Tod Machover is head of the MIT Media Lab's Hyperinstruments/Opera of the Future group. He has composed five operas and helped to develop many groundbeaking musical technologies -- including Hyperinstruments, a technology that augments musical expression for both virtuosi (from Yo-Yo Ma to Prince) and amateurs, and Hyperscore, software that allows anyone to create sophisticated, original music by using lines and colors. Many of Machover's principles about "active participation" in music are exemplified in Guitar Hero, which grew out of his lab.
Among his current projects is a new opera, Death and the Powers, complete with a musical chandelier, animatronic walls, and an army of robots. Death and the Powers premieres in Monaco in September 2009.
A recent focus of Machover's group has been on Music, Mind and Health, which marshals the power of music to promote well-being. Working with long-term patients at facilities such as Tewksbury Hospital, north of Boston, the group's goal is to develop personal musical activities that adapt to the particular skills and needs of each individual. In this way, the path to health becomes as rewarding as learning an instrument, composing a symphony, or premiering at Carnegie Hall.
A resident of Tewksbury Hospital in Massachusetts, Dan Ellsey has cerebral palsy and does not walk or speak.
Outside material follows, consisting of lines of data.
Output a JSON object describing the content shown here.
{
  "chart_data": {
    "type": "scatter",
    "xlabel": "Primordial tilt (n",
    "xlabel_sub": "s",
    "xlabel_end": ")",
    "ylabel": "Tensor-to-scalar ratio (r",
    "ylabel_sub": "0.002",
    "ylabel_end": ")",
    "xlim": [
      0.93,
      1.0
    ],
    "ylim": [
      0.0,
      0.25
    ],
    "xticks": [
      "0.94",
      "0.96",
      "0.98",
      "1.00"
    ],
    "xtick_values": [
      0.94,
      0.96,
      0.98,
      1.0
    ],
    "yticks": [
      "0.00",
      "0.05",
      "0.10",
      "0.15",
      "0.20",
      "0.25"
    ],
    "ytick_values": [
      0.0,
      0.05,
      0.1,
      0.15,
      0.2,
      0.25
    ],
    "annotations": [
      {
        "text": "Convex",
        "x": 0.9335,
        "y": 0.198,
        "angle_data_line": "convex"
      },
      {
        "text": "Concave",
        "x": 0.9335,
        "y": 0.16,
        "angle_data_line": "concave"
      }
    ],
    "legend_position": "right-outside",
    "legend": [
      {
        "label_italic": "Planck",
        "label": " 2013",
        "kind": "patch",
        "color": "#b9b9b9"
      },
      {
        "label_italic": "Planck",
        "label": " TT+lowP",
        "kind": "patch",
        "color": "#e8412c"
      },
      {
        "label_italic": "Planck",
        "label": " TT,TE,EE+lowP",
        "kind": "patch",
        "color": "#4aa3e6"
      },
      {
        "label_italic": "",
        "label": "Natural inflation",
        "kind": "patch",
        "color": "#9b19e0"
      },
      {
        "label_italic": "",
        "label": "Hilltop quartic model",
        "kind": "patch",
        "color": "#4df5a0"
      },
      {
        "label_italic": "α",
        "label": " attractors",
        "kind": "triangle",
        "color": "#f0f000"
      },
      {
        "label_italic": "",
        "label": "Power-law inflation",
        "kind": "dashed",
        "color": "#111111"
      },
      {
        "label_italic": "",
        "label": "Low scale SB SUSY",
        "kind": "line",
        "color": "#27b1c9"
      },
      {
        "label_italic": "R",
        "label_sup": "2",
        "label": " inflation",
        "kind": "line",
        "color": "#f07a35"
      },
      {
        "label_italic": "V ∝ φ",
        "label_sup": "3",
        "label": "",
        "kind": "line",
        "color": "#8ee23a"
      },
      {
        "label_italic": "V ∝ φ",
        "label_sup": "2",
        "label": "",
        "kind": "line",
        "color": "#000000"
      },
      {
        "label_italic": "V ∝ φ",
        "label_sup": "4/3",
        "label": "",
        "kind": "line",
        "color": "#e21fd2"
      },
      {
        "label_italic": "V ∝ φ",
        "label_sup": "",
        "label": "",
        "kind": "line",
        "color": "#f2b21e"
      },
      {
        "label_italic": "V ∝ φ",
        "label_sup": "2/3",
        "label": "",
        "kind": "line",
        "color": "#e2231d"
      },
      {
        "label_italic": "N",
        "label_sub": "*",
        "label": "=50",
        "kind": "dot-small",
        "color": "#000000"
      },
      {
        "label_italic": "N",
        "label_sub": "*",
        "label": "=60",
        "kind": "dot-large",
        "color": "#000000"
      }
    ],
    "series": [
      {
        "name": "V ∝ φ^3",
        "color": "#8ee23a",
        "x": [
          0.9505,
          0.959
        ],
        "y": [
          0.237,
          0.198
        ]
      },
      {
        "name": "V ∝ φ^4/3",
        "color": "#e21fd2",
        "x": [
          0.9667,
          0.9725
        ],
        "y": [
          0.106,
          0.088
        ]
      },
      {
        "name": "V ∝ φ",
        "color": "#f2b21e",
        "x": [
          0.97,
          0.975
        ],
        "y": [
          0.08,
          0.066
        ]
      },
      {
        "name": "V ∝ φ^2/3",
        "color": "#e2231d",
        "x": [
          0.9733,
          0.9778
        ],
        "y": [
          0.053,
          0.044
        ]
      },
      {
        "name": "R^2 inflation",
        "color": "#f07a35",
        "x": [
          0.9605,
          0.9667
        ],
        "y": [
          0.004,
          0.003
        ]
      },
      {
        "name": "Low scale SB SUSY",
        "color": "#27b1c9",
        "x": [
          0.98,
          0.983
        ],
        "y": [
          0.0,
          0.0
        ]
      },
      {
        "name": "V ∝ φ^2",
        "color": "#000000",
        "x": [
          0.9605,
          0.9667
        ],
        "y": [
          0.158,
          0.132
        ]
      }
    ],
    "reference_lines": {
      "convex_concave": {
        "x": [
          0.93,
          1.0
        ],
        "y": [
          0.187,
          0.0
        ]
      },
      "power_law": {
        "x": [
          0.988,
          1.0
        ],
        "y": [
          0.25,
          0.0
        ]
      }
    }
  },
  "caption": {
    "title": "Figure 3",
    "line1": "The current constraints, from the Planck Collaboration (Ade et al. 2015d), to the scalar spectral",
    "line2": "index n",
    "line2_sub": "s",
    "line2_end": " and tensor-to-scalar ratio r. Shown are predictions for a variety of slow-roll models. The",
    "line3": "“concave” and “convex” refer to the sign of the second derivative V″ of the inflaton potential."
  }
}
He does, however, write and play his own music, and mentor others, through a groundbreaking music system developed by MIT's Tod Machover and his team, including grad student Adam Boulanger. Working closely with this team, Ellsey helped to develop and fine-tune a head-mounted interface, tweaked to respond to his movements, that allows him to compose music and to conduct nuanced performances of his work. Hyperscore software helps Ellsey notate his musical ideas.
Ellsey's work has been performed at MIT, on the radio and at workshops around the Boston area. The Lowell Symphony Orchestra performed his piece "Our Musically" at a 2004 concert for residents of Tewksbury -- many of whom count Ellsey as a mentor in their own musical education.